Le problème de l'attitude qui doit être celle des militants ouvriers révolutionnaires par rapport aux syndicats réformistes n'est pourtant pas un problème nouveau, puisqu'il était au centre des polémiques qui opposèrent, voilà un demi-siècle, Lénine et l'Internationale Communiste aux "gauchistes" de l'époque.

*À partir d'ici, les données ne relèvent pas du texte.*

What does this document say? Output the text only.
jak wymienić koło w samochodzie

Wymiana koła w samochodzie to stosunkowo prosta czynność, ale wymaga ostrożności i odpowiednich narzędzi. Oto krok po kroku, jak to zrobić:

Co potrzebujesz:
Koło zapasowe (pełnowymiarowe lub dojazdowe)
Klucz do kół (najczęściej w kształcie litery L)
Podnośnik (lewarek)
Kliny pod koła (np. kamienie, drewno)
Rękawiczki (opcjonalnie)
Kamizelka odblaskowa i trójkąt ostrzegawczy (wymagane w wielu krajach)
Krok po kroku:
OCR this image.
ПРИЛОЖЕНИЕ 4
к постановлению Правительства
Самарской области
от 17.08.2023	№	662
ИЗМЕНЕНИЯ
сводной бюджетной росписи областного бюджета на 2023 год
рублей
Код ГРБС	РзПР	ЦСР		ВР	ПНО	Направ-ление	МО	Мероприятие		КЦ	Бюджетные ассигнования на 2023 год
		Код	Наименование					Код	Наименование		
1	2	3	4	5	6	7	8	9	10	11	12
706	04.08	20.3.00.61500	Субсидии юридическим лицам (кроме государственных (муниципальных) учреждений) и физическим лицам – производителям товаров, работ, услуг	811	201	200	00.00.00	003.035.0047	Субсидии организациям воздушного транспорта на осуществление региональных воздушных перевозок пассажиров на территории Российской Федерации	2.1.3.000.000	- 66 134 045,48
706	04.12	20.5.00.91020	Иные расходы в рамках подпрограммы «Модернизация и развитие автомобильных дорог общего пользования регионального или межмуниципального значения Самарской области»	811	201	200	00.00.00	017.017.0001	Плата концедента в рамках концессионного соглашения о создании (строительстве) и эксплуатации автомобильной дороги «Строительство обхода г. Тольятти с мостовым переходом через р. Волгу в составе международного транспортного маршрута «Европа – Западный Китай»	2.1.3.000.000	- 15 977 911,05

Et si le problème se repose aujourd'hui avec une certaine ampleur, c'est précisément parce que si Mai 68 a vu refleurir le "gauchisme", ce n'est pas seulement au sens que prend ce mot dans l'HUMANITE (où il devient pratiquement synonyme de mouvement révolutionnaire), mais que c'est aussi au sens que lui donnait Lénine, pour désigner la démarche de pensée qui consiste à élaborer sa politique non pas en fonction d'une analyse sérieuse du niveau de conscience politique des masses, mais en fonction de son propre niveau de conscience et de sa propre impatience. Autrement dit, à prendre ses désirs pour des réalités ce qui, en dehors de périodes comme Mai 68 est quelque peu puéril.
Cette nouvelle vogue des vieilles idées gauchistes, en ce qui concerne l'activité syndicale, a été particulièrement visible au sein du courant maoïste. En quelques mois, les éléments qui devaient donner naissance à la Gauche Prolétarienne sont ainsi passés, par exemple, de la ligne "Vive la C.G.T. pour la lutte de classe", à l'anathème contre les "syndicats pourris", les délélégués salopes", les "nouveaux patrons" et les "nouveaux collabos".

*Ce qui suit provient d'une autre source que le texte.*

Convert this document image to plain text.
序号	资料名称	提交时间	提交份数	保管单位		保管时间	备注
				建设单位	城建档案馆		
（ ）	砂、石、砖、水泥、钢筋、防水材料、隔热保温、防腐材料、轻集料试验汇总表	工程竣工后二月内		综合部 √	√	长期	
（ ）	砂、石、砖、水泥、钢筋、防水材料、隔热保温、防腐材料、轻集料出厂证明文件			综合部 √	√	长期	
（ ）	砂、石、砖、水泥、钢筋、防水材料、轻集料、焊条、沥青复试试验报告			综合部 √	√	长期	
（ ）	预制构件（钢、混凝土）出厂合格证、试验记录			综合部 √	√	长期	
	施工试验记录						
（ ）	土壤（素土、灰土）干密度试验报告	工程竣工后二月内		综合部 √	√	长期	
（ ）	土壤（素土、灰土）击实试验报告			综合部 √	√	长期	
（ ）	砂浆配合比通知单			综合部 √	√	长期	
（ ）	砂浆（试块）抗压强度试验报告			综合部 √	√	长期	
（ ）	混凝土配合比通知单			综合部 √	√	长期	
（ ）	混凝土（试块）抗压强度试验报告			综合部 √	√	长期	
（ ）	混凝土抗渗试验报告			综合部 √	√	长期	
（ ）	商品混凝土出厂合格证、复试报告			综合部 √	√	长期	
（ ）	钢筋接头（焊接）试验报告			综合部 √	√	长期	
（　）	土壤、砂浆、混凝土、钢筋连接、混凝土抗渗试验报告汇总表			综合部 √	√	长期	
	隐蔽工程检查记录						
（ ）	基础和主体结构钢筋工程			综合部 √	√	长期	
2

Le mouvement trotskyste, parce qu'il est infiniment plus riche de traditions que le mouvement maoïste, parce qu'il s'appuie sur un programme, le "Programme de Transition" qui fut le programme de constitution de la IVème Internationale, qui condense l'expérience et les leçons les plus importantes du mouvement ouvrier, a certes dans l'ensemble échappé à ces errements (bien que la politique du groupe Révolution, issu de la Ligue Communiste, montra que cela est relatif).

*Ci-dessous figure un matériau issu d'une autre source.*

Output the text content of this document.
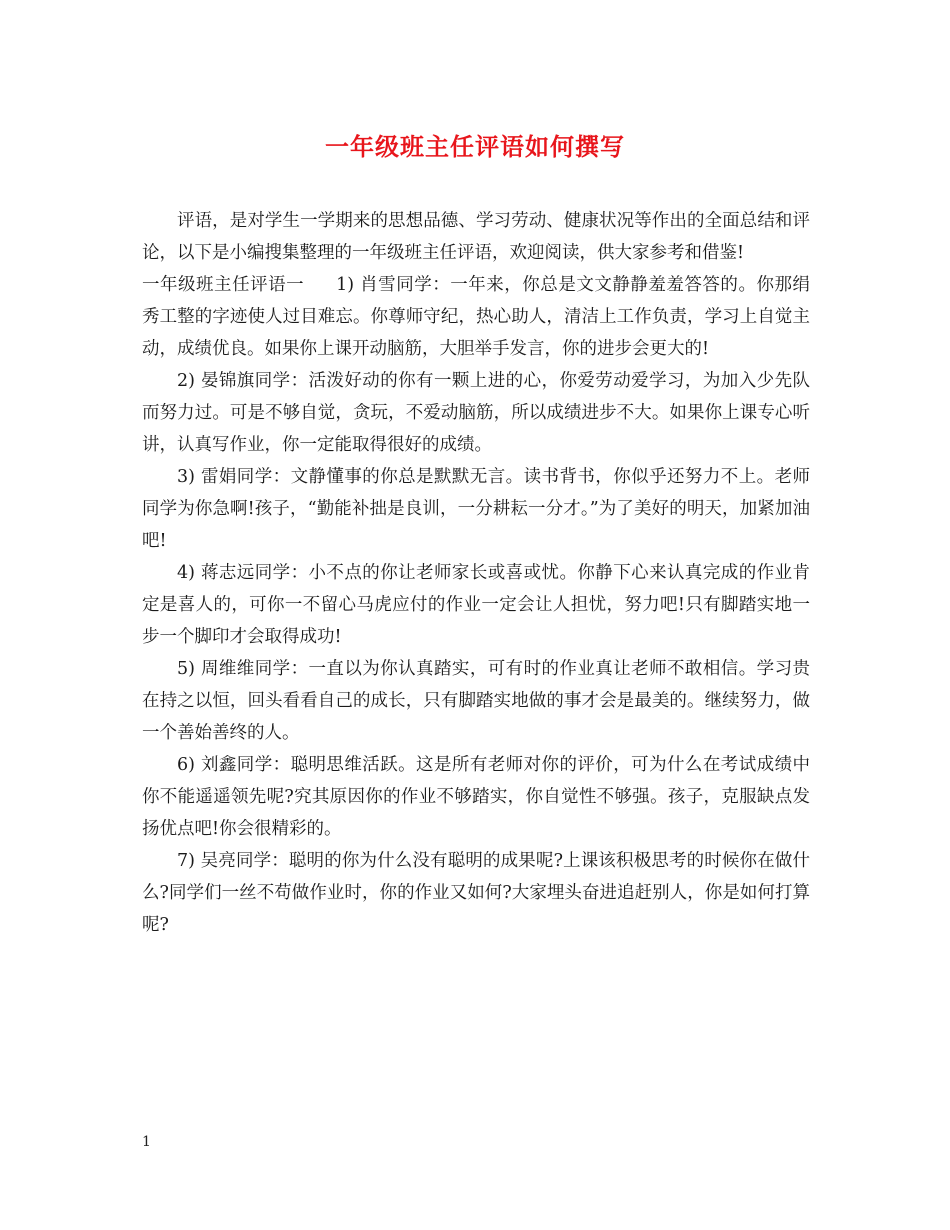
一年级班主任评语如何撰写

评语，是对学生一学期来的思想品德、学习劳动、健康状况等作出的全面总结和评论，以下是小编搜集整理的一年级班主任评语，欢迎阅读，供大家参考和借鉴!

一年级班主任评语一 1) 肖雪同学：一年来，你总是文文静静羞羞答答的。你那绢秀工整的字迹使人过目难忘。你尊师守纪，热心助人，清洁上工作负责，学习上自觉主动，成绩优良。如果你上课开动脑筋，大胆举手发言，你的进步会更大的!

2) 晏锦旗同学：活泼好动的你有一颗上进的心，你爱劳动爱学习，为加入少先队而努力过。可是不够自觉，贪玩，不爱动脑筋，所以成绩进步不大。如果你上课专心听讲，认真写作业，你一定能取得很好的成绩。

3) 雷娟同学：文静懂事的你总是默默无言。读书背书，你似乎还努力不上。老师同学为你急啊!孩子，“勤能补拙是良训，一分耕耘一分才。”为了美好的明天，加紧加油吧!

4) 蒋志远同学：小不点的你让老师家长或喜或忧。你静下心来认真完成的作业肯定是喜人的，可你一不留心马虎应付的作业一定会让人担忧，努力吧!只有脚踏实地一步一个脚印才会取得成功!

5) 周维维同学：一直以为你认真踏实，可有时的作业真让老师不敢相信。学习贵在持之以恒，回头看看自己的成长，只有脚踏实地做的事才会是最美的。继续努力，做一个善始善终的人。

6) 刘鑫同学：聪明思维活跃。这是所有老师对你的评价，可为什么在考试成绩中你不能遥遥领先呢?究其原因你的作业不够踏实，你自觉性不够强。孩子，克服缺点发扬优点吧!你会很精彩的。

7) 吴亮同学：聪明的你为什么没有聪明的成果呢?上课该积极思考的时候你在做什么?同学们一丝不苟做作业时，你的作业又如何?大家埋头奋进追赶别人，你是如何打算呢?

1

Mais si toutes les organisations qui se réclament du trotskysme admettent ,qu'il est nécessaire de militer au sein des syndicats ouvriers, même bureaucratisés, réformistes, staliniens et, à la limite, fascistes, comme sur beaucoup d'autres points les problèmes se posent et les divergences commencent dès qu'il s'agit de passer aux actes. Et sur les deux problèmes essentiels qui se posent en France à propos de l'activité syndicale : dans quel syndicat militer puisqu'il y a pluralité syndicale, et quelle activité y mener et comment, la pratique dos différentes tendances du mouvement trotskyste est extrêmement variée.
Ces divergences se sont en particulier manifestées dans la discussion qui a opposé ROUGE, l'hebdomadaire de la Ligue Communiste, à LUTTE OUVRIERE, après le passage de Labi et d'une partie de l'appareil de la Fédé-Chimie Force Ouvrière à la C.F.D.T..
Voici, pas exemple, comment ROUGE posait alors le problème du choix de l'organisation syndicale dans laquelle les ouvriers révolutionnaires doivent militer :
"Le mouvement ouvrier français est divisé essentiellement en trois organisations syndicales... Force Ouvrière est la plus petite de ces trois confédérations, celle dont le rôle dans les luttes est le plus réduit, celle dont la direction est la plus intégrée à l'Etat bourgeois, celle qui organise la frange la moins consciente et la moins combative de la classe ouvrière. Dans ces conditions, nous pensons que le travail de militants révolutionnaires à F.O. ne peut âtre que tout à fait exceptionnel. C'est là un choix (…) le choix d'un cadre organisé (C.G.T. ou .C.F.D.T.), où les militants révolutionnaires puissent développer le travail de masse le plus efficace, et lutter peur battre en brèche le poids des principales directions réformistes".
Si le nombre de travailleurs organisés par les différentes Confédérations constitue effectivement un élément d'analyse important, cette manière de poser le problème en se contentant d'établir une hiérarchie entre elles d'après leurs effectifs, et le degré de conscience de la moyenne de leurs adhérents, est pour le moins simpliste. Elle peut paraître conforme au bon sens. Mais il y a souvent loin du "bon sens", logique du lieu commun, au marxisme, et cette manière de remplacer l'indispensable analyse de ce que représentent socialement et politiquement les différentes Confédérations, par une simple estimation quantitative et qualitative de leurs effectifs, au nom du "travail de masse" n'est guère sérieuse.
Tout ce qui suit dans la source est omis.